In their chapter in Central Banking in a Post-Pandemic World our Post-doctoral Fellow David Karas and Pinar E. Donmez explain “the consolidation of inflationary and disinflationary monetary policies with differences in debt profiles, social blocs, and external financing conditions.”
They identify “the contradictory objectives of monetary policy under an authoritarian mode of financialization (AF) in Emerging Market Economies (EMEs) where the executive branch intervenes directly in monetary policy, banking supervision and retail banking.”
They interpret AF “as a statist-authoritarian attempt to manage the vulnerabilities of growth strategies under subordinate financialization.” Following Marxist theories of the state, the authors argue that “instead of providing political-economic stabilization, statist authoritarianism merely internalizes class conflicts within the state apparatus spurring accumulation and legitimation dilemmas for the state.”

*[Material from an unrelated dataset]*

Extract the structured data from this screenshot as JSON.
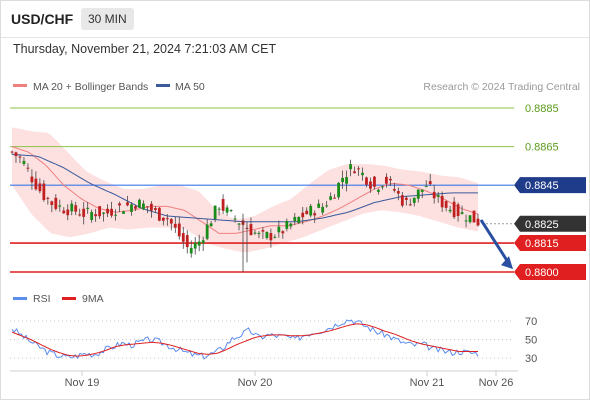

They illustrate two divergent crisis trajectories of AF in Hungary and Turkey in the 2020–22 period “by showing how executive centralization fails to solve the increasingly contradictory objectives of stabilizing sovereign and private debt markets.” Instead, they observe “enhanced incoherence in monetary policy and a diminishing capacity of AF regimes to shore up rentier social contracts.”
The book addresses the urgent need to examine central bank policies in response to the global supply and demand shock brought on by the Covid-19 pandemic, asking whether central banks are doing enough to address inequalities and concerns around climate change and emerging technologies.